Simultaneously all of the two-dozen-odd students in the class gave Dr. Servello the human equivalent of the Canine Head Tilt of Confusion. Even so, most of us just added it to our growing list of bizarre Servello-isms, and were prepared to let it go.
But not That Guy.
"That's impossible," he said flatly.
"No, no, they were huge!" Dr. Servello insisted. "Biggest predatory mammal ever!"
"That's impossible," That Guy said through clenched teeth. "A wolf that big could look into a second-story window."
There followed a good forty-five minute-long argument, ending with That Guy grabbing his binder and storming out of class.
I related the story to some friends later. These friends always waited with bated breath for me to come out of archaeology class, to see what lunatic pronouncements Dr. Servello had made that day. This one, however, was impressive even by comparison to his previous efforts.
"That," one of my friends said reverently, "is one big bow-wow."
The topic comes up because while dire wolves are not fourteen feet high at the shoulder (which, for the record, would make them taller than a full-grown male African elephant) they are a fascinating species. They were pretty impressive animals -- adults averaged a meter high at the shoulder and a little over two meters from tip to tail -- but their skeletal morphology led taxonomists to believe they were simply larger cousins of the North American gray wolf, descended from a parental species that had crossed the Bering Land Bridge into Eurasia.

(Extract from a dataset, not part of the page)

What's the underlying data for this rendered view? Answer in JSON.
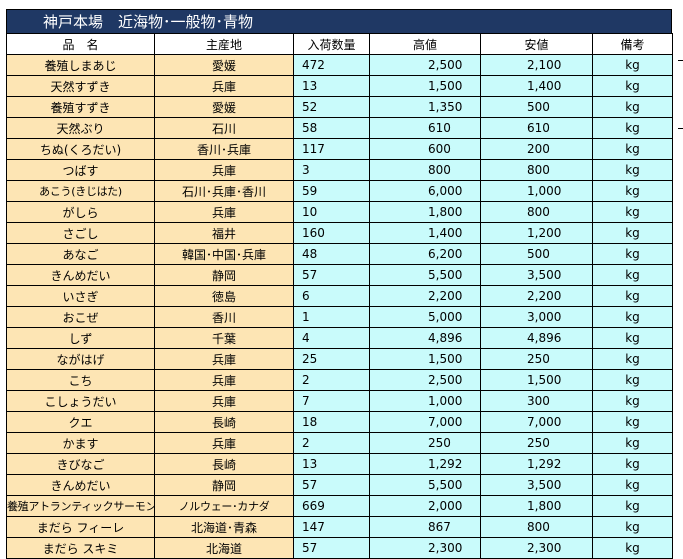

But that idea is being challenged by some new analysis of DNA from dire wolves who were trapped in the La Brea Tar Seeps forty-some-odd thousand years ago, and a comparison with gray wolf DNA supports a conclusion that the last common ancestry of the two species was around 5.7 million years ago, before the ancestors of today's gray wolves had crossed into North America.
The research, which was the subject of a paper in Nature this week, suggests that the morphological similarities between gray wolves and dire wolves are due to convergent evolution -- the evolution of superficially similar traits in distantly-related species that are under the same selective pressures. And of course, these two were starting out closer in structure anyhow; no one is doubting that dire wolves are canids. But the DNA difference is striking enough that the researchers are proposing to take the dire wolf out of the genus Canis and place it in its own new genus -- Aenocyon, meaning "terrible wolf."
"These results totally shake up the idea that dire wolves were just bigger cousins of gray wolves," said paleontologist Grant Zazula, who was not involved in the new study, in an interview with Scientific American. "The study of ancient DNA and proteins from fossil bones is rapidly rewriting the ice age and more recent history of North America’s mammals."